Avec leur "Manifesto Apero", le Syndicat des Apéritifs à Croquer décryptaient, en mai 2017, cette tradition patrimoniale à travers une démarche à la fois sociologique et émotionnelle. Comprendre pourquoi et comment les Français prennent l’apéritif aujourd’hui, apporter un éclairage nouveau sur ce moment si français, ce qu’il représente dans notre société : l'objectif de l'étude était surtout d'explorer le lien social du sacro-saint apéro.
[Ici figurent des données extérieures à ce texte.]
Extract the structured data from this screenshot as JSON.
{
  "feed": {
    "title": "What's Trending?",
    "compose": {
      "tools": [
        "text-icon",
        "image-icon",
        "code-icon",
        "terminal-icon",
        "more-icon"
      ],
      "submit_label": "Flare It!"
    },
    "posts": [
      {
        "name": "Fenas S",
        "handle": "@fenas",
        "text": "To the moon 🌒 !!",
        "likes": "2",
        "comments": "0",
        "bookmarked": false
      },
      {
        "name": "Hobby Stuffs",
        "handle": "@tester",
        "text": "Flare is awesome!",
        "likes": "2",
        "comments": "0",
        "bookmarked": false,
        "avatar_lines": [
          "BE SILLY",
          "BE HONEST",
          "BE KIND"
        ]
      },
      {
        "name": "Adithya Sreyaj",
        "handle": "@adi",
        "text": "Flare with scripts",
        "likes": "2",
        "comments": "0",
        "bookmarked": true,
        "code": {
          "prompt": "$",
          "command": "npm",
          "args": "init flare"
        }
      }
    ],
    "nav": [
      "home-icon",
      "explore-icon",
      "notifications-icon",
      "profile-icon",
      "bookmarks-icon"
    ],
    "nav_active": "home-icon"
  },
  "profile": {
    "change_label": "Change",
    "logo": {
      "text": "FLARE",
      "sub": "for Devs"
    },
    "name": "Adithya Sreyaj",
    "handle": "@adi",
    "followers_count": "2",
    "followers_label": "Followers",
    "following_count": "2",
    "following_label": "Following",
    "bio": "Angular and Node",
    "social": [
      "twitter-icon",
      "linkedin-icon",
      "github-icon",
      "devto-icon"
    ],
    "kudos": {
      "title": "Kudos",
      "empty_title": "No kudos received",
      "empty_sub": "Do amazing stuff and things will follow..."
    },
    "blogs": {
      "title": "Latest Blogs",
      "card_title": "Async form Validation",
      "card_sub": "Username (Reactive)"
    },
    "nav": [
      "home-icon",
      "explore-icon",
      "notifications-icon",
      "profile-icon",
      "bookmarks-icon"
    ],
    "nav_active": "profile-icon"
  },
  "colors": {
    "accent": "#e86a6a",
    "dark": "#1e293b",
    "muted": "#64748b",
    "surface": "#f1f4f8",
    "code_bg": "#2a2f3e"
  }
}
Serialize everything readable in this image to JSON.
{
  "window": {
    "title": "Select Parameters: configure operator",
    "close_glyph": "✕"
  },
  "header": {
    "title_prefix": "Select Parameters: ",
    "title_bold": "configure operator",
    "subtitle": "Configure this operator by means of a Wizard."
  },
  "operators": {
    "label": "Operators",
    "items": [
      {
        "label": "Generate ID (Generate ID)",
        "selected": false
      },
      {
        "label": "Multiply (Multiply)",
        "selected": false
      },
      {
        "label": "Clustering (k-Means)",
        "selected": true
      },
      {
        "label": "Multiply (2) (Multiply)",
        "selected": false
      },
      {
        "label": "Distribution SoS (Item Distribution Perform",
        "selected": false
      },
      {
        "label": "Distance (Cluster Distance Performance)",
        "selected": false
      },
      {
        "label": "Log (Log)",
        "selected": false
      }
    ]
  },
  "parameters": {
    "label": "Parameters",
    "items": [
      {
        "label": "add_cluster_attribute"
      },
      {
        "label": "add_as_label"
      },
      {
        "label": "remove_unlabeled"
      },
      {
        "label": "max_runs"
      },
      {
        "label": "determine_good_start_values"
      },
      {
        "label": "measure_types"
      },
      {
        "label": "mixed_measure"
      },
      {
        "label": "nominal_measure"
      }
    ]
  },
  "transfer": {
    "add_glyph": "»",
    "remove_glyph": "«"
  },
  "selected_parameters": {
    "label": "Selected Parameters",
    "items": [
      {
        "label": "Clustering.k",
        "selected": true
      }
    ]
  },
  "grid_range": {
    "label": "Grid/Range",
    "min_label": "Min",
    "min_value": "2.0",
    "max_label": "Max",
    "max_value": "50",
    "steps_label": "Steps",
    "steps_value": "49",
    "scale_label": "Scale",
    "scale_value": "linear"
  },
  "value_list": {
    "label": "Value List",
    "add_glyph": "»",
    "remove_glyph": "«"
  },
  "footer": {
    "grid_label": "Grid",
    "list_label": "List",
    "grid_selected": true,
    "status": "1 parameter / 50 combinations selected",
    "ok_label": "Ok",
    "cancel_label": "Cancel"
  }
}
Dans ce même cadre des évolutions sociétales et leur impact sur la consommation, la régie du Groupe Marie-Claire, GMC Media, vient d'analyser l’évolution du marché des boissons.

 

L’objectif de l'étude, intitulée "Drinking Story" ? Prendre le pouls des nouveaux modes de consommation, des nouveaux temps et des nouveaux espaces pour contextualiser la mutation du secteur avec un angle sociologique. " Le secteur Boissons comme l’univers Food, est dorénavant partie intégrante d’un nouveau lifestyle, influencé par de nouveaux consommateurs plus néophytes : les femmes et les millennials ", assure GMC Media dans le préambule d'une étude qui constate des tendances, pas des chiffres.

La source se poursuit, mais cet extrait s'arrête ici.